Pre-draft measurables
| Height | Weight | Broad jump |
| 5 ft 10 in (1.78 m) | 179 lb (81 kg) | 9 ft 11 in (3.02 m) |
All values from NFL Combine

==Coaching career==
In 2009, Dyson joined Weber State as an assistant coach.

In 2012, Dyson was hired as the defensive coordinator for Weber High School.

In 2014, Dyson was hired as the head football coach for Clearfield High School.

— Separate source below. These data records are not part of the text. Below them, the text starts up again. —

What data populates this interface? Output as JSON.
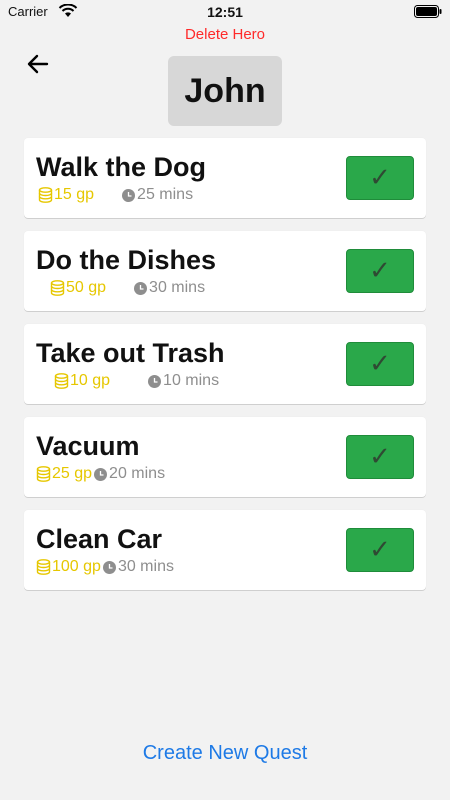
{
  "status_bar": {
    "carrier": "Carrier",
    "time": "12:51"
  },
  "header": {
    "delete_label": "Delete Hero",
    "hero_name": "John"
  },
  "quests": [
    {
      "title": "Walk the Dog",
      "reward": "15 gp",
      "duration": "25 mins"
    },
    {
      "title": "Do the Dishes",
      "reward": "50 gp",
      "duration": "30 mins"
    },
    {
      "title": "Take out Trash",
      "reward": "10 gp",
      "duration": "10 mins"
    },
    {
      "title": "Vacuum",
      "reward": "25 gp",
      "duration": "20 mins"
    },
    {
      "title": "Clean Car",
      "reward": "100 gp",
      "duration": "30 mins"
    }
  ],
  "complete_icon": "✓",
  "footer": {
    "create_label": "Create New Quest"
  },
  "colors": {
    "delete": "#ff2a2a",
    "gold": "#e6c700",
    "complete_button": "#2aa84a",
    "link": "#1e7ae6"
  }
}
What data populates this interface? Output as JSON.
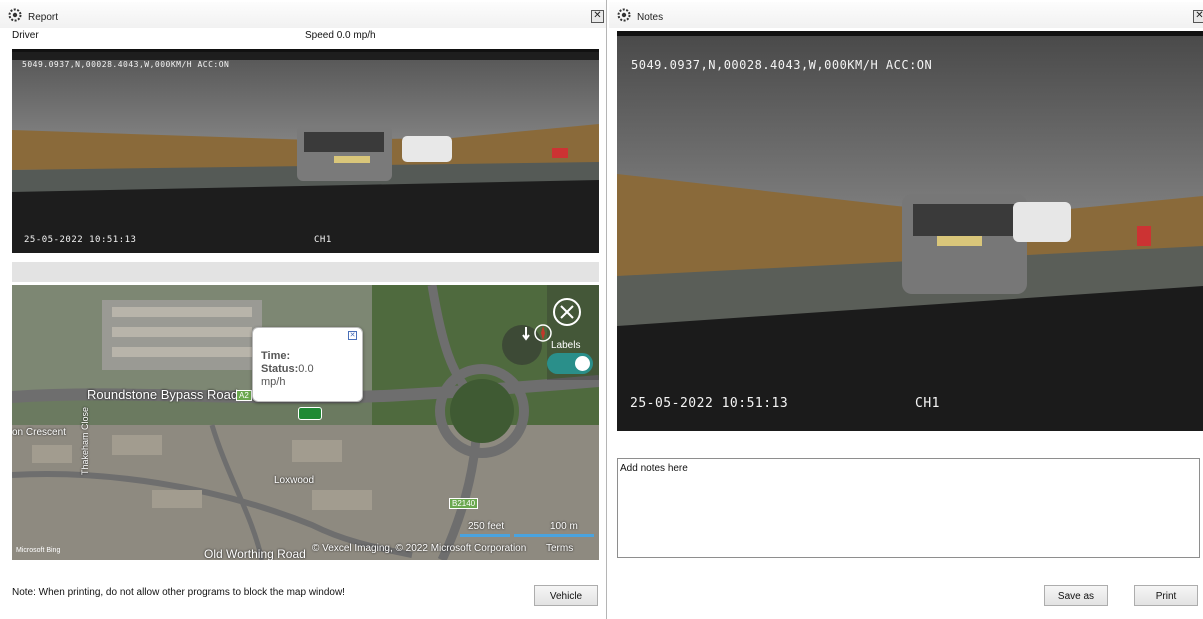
{
  "report": {
    "title": "Report",
    "driver_label": "Driver",
    "speed_text": "Speed 0.0 mp/h",
    "camera": {
      "top_overlay": "5049.0937,N,00028.4043,W,000KM/H ACC:ON",
      "timestamp": "25-05-2022 10:51:13",
      "channel": "CH1"
    },
    "map": {
      "popup_time_label": "Time:",
      "popup_status_label": "Status:",
      "popup_status_value": "0.0",
      "popup_unit": "mp/h",
      "road_roundstone": "Roundstone Bypass Road",
      "road_a2": "A2",
      "road_crescent": "on Crescent",
      "road_thakeham": "Thakeham Close",
      "road_loxwood": "Loxwood",
      "road_b2140": "B2140",
      "road_worthing": "Old Worthing Road",
      "labels_toggle": "Labels",
      "scale_feet": "250 feet",
      "scale_m": "100 m",
      "copyright": "© Vexcel Imaging, © 2022 Microsoft Corporation",
      "terms": "Terms",
      "bing": "Microsoft Bing"
    },
    "footer_note": "Note: When printing, do not allow other programs to block the map window!",
    "vehicle_button": "Vehicle"
  },
  "notes": {
    "title": "Notes",
    "camera": {
      "top_overlay": "5049.0937,N,00028.4043,W,000KM/H ACC:ON",
      "timestamp": "25-05-2022 10:51:13",
      "channel": "CH1"
    },
    "placeholder": "Add notes here",
    "save_button": "Save as",
    "print_button": "Print"
  },
  "icons": {
    "window": "gear-icon",
    "close": "close-icon",
    "map_close": "circle-close-icon",
    "compass": "compass-icon",
    "vehicle_marker": "vehicle-marker-icon"
  },
  "colors": {
    "toggle_accent": "#2a8f8a",
    "map_badge": "#6aa84f",
    "scale_bar": "#4aa3df"
  }
}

He resigned following the 2020 season.

In 2021, Dyson was hired as the cornerbacks coach for Weber State.

==Career statistics==

===NFL===

Legend
|  | Led the league |
| Bold | Career high |

====Regular season====

Year: Team; Games; Tackles; Interceptions; Fumbles
GP: GS; Cmb; Solo; Ast; Sck; TFL; Int; Yds; TD; Lng; PD; FF; FR; Yds; TD
2001: TEN; 14; 12; 59; 55; 4; 0.0; 1; 3; 36; 0; 36; 16; 1; 0; 0; 0
2002: TEN; 16; 16; 61; 56; 5; 1.0; 3; 3; 27; 1; 16; 14; 2; 0; 0; 0
2003: TEN; 16; 16; 65; 54; 11; 0.0; 0; 4; 62; 2; 51; 14; 0; 0; 0; 0
2004: TEN; 16; 16; 41; 35; 6; 0.0; 0; 6; 135; 0; 44; 15; 0; 0; 0; 0
2005: SEA; 10; 5; 21; 20; 1; 0.0; 0; 1; 72; 1; 72; 10; 1; 1; 25; 1
2006: NYJ; 15; 15; 62; 51; 11; 0.0; 1; 4; -3; 0; 0; 8; 0; 0; 0; 0
2007: NYJ; 9; 0; 11; 11; 0; 0.0; 0; 1; 0; 0; 0; 4; 0; 0; 0; 0
96; 80; 320; 282; 38; 1.0; 5; 22; 329; 4; 72; 81; 4; 1; 25; 1

====Playoffs====

Year: Team; Games; Tackles; Interceptions; Fumbles
GP: GS; Cmb; Solo; Ast; Sck; TFL; Int; Yds; TD; Lng; PD; FF; FR; Yds; TD
2002: TEN; 2; 2; 2; 2; 0; 0.0; 0; 0; 0; 0; 0; 1; 0; 0; 0; 0
2003: TEN; 2; 2; 5; 5; 0; 0.0; 0; 1; 0; 0; 0; 3; 0; 0; 0; 0
2005: SEA; 3; 2; 3; 3; 0; 0.0; 1; 0; 0; 0; 0; 2; 0; 0; 0; 0
2006: NYJ; 1; 1; 2; 2; 0; 0.0; 0; 0; 0; 0; 0; 0; 0; 0; 0; 0
8; 7; 12; 12; 0; 0.0; 1; 1; 0; 0; 0; 6; 0; 0; 0; 0

===Head coaching record===

| Year | Team | Overall | Conference | Standing | Bowl/playoffs |
Clearfield Falcons () (2014–2020)
| 2014 | Clearfield | 2–8 | 1–5 | 6th |  |
| 2015 | Clearfield | 0–10 | 0–6 | 7th |  |
| 2016 | Clearfield | 2–9 | 1–6 | 7th |  |
| 2017 | Clearfield | 5–5 | 2–4 | 5th |  |
| 2018 | Clearfield | 1–8 | 0–6 | 7th |  |
| 2019 | Clearfield | 1–9 | 1–5 | 6th |  |
| 2020 | Clearfield | 3–8 | 2–5 | 7th |  |
| Clearfield: |  | 14–57 | 7–37 |  |  |  |  |  |
| Total: |  | 14–57 |  |  |  |  |  |  |  |

==Personal life==
Dyson is the younger brother of former NFL wide receiver and Titans teammate Kevin Dyson. They were the first brothers in NFL history to score touchdowns in the same game.